I struggle to release these musings into the open air. My being is contained – kept in a tight grip by the laws that bind it – and forcing it into words feels impossible. And it’s a long story. One I increasingly feel is banal, despite the god it stars. For my scalding epiphany amidst the falling blood bleeds heat with every second that passes, and soon enough, it will reach equilibrium with my body and become as mundane as any other organ.
But I owe the people looking at me – Bhan, Maleen, Sash, Taja, Ronnie, Dash, Kit, and all those lost to the present – for seeing something that I did not.
So I talk; haltingly at first, through a meandering path full of switchbacks and digressions that seems to have no ending. I pass the blade I hold around, explaining what is cradled by its dark contours. Everyone holds it – the twins longer than most. When it returns to me there is quiet. No one knows what to say.
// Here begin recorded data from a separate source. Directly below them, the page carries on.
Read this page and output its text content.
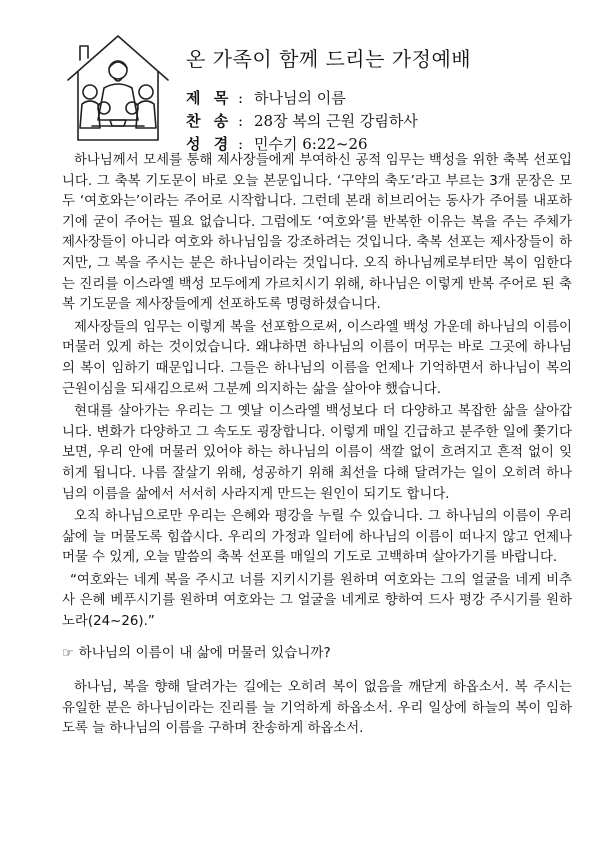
온 가족이 함께 드리는 가정예배
제 목 : 하나님의 이름
찬 송 : 28장 복의 근원 강림하사
성 경 : 민수기 6:22~26

하나님께서 모세를 통해 제사장들에게 부여하신 공적 임무는 백성을 위한 축복 선포입니다. 그 축복 기도문이 바로 오늘 본문입니다. ‘구약의 축도’라고 부르는 3개 문장은 모두 ‘여호와는’이라는 주어로 시작합니다. 그런데 본래 히브리어는 동사가 주어를 내포하기에 굳이 주어는 필요 없습니다. 그럼에도 ‘여호와’를 반복한 이유는 복을 주는 주체가 제사장들이 아니라 여호와 하나님임을 강조하려는 것입니다. 축복 선포는 제사장들이 하지만, 그 복을 주시는 분은 하나님이라는 것입니다. 오직 하나님께로부터만 복이 임한다는 진리를 이스라엘 백성 모두에게 가르치시기 위해, 하나님은 이렇게 반복 주어로 된 축복 기도문을 제사장들에게 선포하도록 명령하셨습니다.

제사장들의 임무는 이렇게 복을 선포함으로써, 이스라엘 백성 가운데 하나님의 이름이 머물러 있게 하는 것이었습니다. 왜냐하면 하나님의 이름이 머무는 바로 그곳에 하나님의 복이 임하기 때문입니다. 그들은 하나님의 이름을 언제나 기억하면서 하나님이 복의 근원이심을 되새김으로써 그분께 의지하는 삶을 살아야 했습니다.

현대를 살아가는 우리는 그 옛날 이스라엘 백성보다 더 다양하고 복잡한 삶을 살아갑니다. 변화가 다양하고 그 속도도 굉장합니다. 이렇게 매일 긴급하고 분주한 일에 쫓기다 보면, 우리 안에 머물러 있어야 하는 하나님의 이름이 색깔 없이 흐려지고 흔적 없이 잊히게 됩니다. 나름 잘살기 위해, 성공하기 위해 최선을 다해 달려가는 일이 오히려 하나님의 이름을 삶에서 서서히 사라지게 만드는 원인이 되기도 합니다.

오직 하나님으로만 우리는 은혜와 평강을 누릴 수 있습니다. 그 하나님의 이름이 우리 삶에 늘 머물도록 힘씁시다. 우리의 가정과 일터에 하나님의 이름이 떠나지 않고 언제나 머물 수 있게, 오늘 말씀의 축복 선포를 매일의 기도로 고백하며 살아가기를 바랍니다.

“여호와는 네게 복을 주시고 너를 지키시기를 원하며 여호와는 그의 얼굴을 네게 비추사 은혜 베푸시기를 원하며 여호와는 그 얼굴을 네게로 향하여 드사 평강 주시기를 원하노라(24~26).”

☞ 하나님의 이름이 내 삶에 머물러 있습니까?

하나님, 복을 향해 달려가는 길에는 오히려 복이 없음을 깨닫게 하옵소서. 복 주시는 유일한 분은 하나님이라는 진리를 늘 기억하게 하옵소서. 우리 일상에 하늘의 복이 임하도록 늘 하나님의 이름을 구하며 찬송하게 하옵소서.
“Well,” Kit suddenly drawls. “That’s a lot.”
I huff. “To be fair, we all had to deal with your baggage at the Fort.”
She scowls. “Yours as well. And Maddie’s.”
Maleen gives the taller woman a scathing frown at being brough into the argument.
“Not me,” Ronnie hoarsely claims.
“Or me,” Taja states.
“Or me,” Sash mimics.
Dash turns to her. “We weren’t there, Sash. We couldn’t have.”
“Exactly.”
“If we competing for drama,” Bhan says, “I brought least of all.”
“However, getting you out of Spires was another ordeal,” I point out.
For a long moment, he stares at me. Then he sighs. “You be you, eh?”
“Who else am I going to be?”
The campfire crackles loudly as we continue conversing. Full of jokes, random interjections, and stutters. Around us, nature is alive and vibrant: full of life growing adjacent to our own and treading their own small path underneath the starry sky.
We speak well into the night. Of hopes and dreams and the people gone to use and what they left behind. We speak of our grievances with them, and the little things about them we loved. We speak of the people we once were and who we might become.
We speak until the sky blooms red, and daybreak finally comes.